La financiarisation des logements plus importante que l’on croyait à Montréal

Les logements locatifs se sont concentrés en un nombre restreint de mains dans les dernières années à Montréal, contribuant à l’émergence de grandes tours dans les quartiers centraux, mais aussi à une pression accrue sur les loyers, selon trois chercheurs universitaires.
Ces derniers, qui oeuvrent au sein de l’Université McGill et de l’Université de Waterloo, ont publié une étude récemment dans le Journal of the American Planning Association. Le document d’une quinzaine de pages se penche sur la financiarisation des logements locatifs à Montréal, soit lorsque ceux-ci sont détenus par des promoteurs immobiliers qui collaborent généralement avec des fonds d’investissement pour réaliser leurs projets. À Montréal, il s’agit notamment du Fonds immobilier de solidarité FTQ, de Claridge et de Fiera Capital.
En analysant les données sur la propriété foncière de la Ville de Montréal, le registre des entreprises du Québec et les annonces du marché locatif privé diffusées en ligne sur les sites Craigslist et Kijiji, les chercheurs ont constaté que 0,46 % des 129 960 propriétaires de la métropole possédaient en 2020 près de 32 % des quelque 566 600 logements locatifs de Montréal.
« La propriété à Montréal est très concentrée », résume ainsi en entrevue au Devoir la chercheuse à l’Université de Waterloo Cloé St-Hilaire, une des auteures de cette étude.

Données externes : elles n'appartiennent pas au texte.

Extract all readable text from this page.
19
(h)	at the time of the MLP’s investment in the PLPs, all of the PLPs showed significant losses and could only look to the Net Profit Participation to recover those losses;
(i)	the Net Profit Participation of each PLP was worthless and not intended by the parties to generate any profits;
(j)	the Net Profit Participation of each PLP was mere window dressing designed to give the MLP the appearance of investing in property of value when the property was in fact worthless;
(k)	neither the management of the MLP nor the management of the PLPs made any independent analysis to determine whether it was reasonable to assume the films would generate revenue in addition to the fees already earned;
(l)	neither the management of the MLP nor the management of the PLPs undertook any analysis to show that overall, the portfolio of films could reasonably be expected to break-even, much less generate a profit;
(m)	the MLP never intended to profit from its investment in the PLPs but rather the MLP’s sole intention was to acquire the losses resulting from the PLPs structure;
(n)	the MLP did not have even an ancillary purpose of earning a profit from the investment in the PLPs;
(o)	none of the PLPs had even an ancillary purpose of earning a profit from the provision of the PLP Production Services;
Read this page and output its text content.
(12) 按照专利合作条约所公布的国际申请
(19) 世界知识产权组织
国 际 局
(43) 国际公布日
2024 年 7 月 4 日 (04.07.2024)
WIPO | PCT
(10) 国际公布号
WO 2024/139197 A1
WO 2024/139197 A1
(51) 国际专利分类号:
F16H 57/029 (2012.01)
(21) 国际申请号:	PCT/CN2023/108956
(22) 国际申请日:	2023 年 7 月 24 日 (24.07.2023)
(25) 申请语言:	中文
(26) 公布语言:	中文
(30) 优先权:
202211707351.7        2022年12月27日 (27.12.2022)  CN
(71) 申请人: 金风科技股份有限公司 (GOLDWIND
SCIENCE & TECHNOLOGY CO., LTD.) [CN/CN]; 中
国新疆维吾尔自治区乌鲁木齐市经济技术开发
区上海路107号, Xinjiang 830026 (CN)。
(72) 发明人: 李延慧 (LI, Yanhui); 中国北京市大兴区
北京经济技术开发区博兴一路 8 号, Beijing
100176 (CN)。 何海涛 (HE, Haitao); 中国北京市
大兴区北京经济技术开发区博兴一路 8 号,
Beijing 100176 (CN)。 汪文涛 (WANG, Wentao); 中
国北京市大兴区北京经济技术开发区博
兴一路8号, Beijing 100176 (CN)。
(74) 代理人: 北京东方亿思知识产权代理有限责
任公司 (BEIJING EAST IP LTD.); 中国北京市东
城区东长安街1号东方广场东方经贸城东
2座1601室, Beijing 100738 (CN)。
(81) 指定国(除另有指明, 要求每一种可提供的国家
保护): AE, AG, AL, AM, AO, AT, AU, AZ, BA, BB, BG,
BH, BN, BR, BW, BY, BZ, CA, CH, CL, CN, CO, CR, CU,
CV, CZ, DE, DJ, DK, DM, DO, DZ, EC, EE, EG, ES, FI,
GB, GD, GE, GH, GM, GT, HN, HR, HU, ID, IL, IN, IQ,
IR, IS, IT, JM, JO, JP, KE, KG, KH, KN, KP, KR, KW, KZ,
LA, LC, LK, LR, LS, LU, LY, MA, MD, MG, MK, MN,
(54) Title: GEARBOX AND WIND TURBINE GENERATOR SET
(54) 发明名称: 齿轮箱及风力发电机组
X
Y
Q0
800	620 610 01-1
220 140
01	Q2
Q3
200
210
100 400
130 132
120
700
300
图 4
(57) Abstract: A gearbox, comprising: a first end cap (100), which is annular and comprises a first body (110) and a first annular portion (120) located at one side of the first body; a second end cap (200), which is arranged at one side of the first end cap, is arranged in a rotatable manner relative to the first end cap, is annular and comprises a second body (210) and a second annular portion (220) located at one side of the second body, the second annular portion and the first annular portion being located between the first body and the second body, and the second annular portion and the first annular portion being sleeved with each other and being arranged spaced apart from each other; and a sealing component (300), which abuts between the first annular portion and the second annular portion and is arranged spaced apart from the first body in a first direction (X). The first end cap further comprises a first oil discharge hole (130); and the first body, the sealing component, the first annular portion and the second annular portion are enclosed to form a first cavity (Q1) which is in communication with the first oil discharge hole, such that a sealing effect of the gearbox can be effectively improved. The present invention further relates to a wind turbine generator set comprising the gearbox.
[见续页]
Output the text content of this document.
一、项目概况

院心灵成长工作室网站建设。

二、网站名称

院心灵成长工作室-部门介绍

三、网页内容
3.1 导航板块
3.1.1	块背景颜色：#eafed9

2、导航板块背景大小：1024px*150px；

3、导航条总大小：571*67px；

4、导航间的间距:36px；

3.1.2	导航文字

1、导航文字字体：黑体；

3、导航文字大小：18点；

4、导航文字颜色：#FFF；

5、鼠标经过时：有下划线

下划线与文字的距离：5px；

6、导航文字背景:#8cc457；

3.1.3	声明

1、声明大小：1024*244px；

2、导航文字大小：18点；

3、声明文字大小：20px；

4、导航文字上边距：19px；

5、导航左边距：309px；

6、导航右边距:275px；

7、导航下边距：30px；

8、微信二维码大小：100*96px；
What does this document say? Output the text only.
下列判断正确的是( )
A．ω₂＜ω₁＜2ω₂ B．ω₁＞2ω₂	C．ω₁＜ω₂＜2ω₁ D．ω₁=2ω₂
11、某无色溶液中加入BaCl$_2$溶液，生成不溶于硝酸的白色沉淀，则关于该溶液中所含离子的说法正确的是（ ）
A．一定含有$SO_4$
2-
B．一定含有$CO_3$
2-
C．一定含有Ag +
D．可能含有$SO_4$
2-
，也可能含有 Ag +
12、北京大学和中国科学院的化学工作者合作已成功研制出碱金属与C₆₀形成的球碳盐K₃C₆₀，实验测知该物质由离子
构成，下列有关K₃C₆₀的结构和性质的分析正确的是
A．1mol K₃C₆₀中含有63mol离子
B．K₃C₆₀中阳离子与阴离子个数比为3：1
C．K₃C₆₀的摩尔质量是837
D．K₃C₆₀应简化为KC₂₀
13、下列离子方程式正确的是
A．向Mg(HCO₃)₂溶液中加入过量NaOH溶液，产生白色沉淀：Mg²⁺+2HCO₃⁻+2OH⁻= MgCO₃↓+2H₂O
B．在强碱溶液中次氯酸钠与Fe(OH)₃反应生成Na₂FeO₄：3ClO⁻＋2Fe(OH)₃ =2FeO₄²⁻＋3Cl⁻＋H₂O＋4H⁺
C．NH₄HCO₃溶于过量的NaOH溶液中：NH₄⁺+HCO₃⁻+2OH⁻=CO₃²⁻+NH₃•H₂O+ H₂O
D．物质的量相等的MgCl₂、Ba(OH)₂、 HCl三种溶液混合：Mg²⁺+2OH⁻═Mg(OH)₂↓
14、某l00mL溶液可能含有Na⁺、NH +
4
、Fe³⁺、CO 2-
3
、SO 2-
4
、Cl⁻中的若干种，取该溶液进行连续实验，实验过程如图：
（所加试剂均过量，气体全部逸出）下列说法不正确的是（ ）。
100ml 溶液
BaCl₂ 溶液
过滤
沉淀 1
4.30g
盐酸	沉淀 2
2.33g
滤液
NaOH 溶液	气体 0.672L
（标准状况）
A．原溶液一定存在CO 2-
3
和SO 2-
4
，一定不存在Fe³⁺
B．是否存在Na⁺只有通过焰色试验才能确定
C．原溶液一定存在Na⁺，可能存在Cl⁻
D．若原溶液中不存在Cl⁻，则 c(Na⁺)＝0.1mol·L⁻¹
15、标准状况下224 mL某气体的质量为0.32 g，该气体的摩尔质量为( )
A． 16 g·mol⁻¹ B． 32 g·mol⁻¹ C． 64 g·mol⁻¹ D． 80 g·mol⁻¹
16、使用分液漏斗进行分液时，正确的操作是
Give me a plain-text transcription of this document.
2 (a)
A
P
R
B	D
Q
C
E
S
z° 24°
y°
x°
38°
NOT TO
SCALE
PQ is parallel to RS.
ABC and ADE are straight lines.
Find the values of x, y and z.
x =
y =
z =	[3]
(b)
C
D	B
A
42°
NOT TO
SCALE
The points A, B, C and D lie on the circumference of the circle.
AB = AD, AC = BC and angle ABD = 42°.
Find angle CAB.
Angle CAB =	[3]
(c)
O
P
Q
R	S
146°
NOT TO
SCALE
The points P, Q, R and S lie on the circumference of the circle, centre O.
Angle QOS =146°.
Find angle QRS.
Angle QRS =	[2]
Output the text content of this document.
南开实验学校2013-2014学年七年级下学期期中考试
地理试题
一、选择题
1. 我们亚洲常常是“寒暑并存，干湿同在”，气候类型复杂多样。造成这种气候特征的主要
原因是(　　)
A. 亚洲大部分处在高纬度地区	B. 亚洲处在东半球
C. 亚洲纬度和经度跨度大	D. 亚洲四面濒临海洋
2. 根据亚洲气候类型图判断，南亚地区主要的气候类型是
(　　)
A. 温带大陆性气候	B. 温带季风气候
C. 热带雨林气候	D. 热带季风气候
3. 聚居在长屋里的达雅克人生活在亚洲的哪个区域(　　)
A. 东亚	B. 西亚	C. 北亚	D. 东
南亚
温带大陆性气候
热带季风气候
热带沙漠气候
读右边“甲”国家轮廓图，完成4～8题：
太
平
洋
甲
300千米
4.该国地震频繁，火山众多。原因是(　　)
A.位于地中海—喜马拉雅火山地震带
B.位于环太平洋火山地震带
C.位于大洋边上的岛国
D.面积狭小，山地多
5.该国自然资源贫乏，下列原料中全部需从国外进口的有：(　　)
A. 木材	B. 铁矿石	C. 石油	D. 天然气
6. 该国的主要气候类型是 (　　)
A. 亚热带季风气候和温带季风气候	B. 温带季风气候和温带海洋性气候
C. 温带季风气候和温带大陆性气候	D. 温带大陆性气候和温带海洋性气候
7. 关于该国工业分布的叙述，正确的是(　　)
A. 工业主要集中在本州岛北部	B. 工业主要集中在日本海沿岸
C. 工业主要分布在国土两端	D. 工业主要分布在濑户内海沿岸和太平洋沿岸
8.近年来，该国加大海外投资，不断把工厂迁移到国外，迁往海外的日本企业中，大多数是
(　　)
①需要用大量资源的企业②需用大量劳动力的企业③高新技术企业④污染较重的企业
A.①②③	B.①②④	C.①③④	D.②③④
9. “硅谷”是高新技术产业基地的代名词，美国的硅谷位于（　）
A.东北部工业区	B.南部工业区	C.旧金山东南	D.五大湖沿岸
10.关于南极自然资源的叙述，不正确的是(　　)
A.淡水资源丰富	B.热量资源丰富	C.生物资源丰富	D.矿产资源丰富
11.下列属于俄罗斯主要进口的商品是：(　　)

Les 600 plus grands propriétaires possédaient en moyenne 300 logements locatifs, montre l’étude, celui en haut de la liste en comptant 5680 à son actif. Parmi ces importants propriétaires fonciers, plusieurs sont financiarisés, ces derniers ayant tendance à construire de grandes tours comprenant un maximum de logements – souvent de petite taille – pour maximiser leurs profits.
La financiarisation du logement locatif a été liée aux augmentations de loyer, aux déplacements, aux réductions de services et à l’intimidation des propriétaires.
Ainsi, en 2020, seulement 1,4 % des bâtiments locatifs détenus par des propriétaires financiarisés, mais ceux-ci totalisaient 11,7 % de tous les appartements sur le marché montréalais. La seule analyse comparable, réalisée en 2020, évaluait à 3 % l’accaparement des locatifs par ce type de propriétaires, note l’étude, qui appelle les municipalités à un meilleur partage de leurs données foncières.
« Les municipalités publient régulièrement des informations sur les propriétaires de licences commerciales municipales, mais elles ont tendance à ne pas publier d’informations sur les propriétaires de logements locatifs. Cette disparité ne devrait pas exister », écrivent les chercheurs.
Car, soulignent-ils, ce phénomène de concentration croissante des logements locatifs entre les mains d’un nombre restreint d’investisseurs immobiliers a des impacts tangibles sur les locataires, estiment les trois chercheurs.
« La financiarisation du logement locatif a été liée aux augmentations de loyer, aux déplacements, aux réductions de services et à l’intimidation des propriétaires », souligne l’étude, en citant plusieurs recherches menées sur le sujet entre 2018 et 2020. L’étude rappelle d’ailleurs que Montréal était historiquement reconnu comme le « paradis » des locataires, avant que l’abordabilité du marché locatif de la métropole ne commence à se dégrader à partir des années 2010, « malgré une augmentation de la construction de logements locatifs construits ».
Une situation qui pourrait être attribuable au fait que les logements détenus par des propriétaires financiarisés sont généralement offerts à un loyer au-dessus de la moyenne du marché. « On voit une corrélation entre les propriétaires financiarisés et le stress au logement », qui survient lorsqu’un locataire débourse plus de 30 % de son revenu pour se loger, relève Mme St-Hilaire.
Les quartiers centraux visés
Cette étude montre d’ailleurs que les propriétaires financiarisés – dont les logements sont généralement offerts à un loyer au-dessus de la moyenne – sont particulièrement présents dans les quartiers centraux de la métropole. Ils possèdent ainsi 31,8 % des logements locatifs dans l’arrondissement de Ville-Marie, de même que 17,9 % de ceux-ci dans le Plateau-Mont-Royal.
Or, « le plus qu’il y a de propriétés locatives dans le marché locatif, le plus qu’il y a de stress relié au coût du logement » dans le secteur concerné, rappelle Mme St-Hilaire.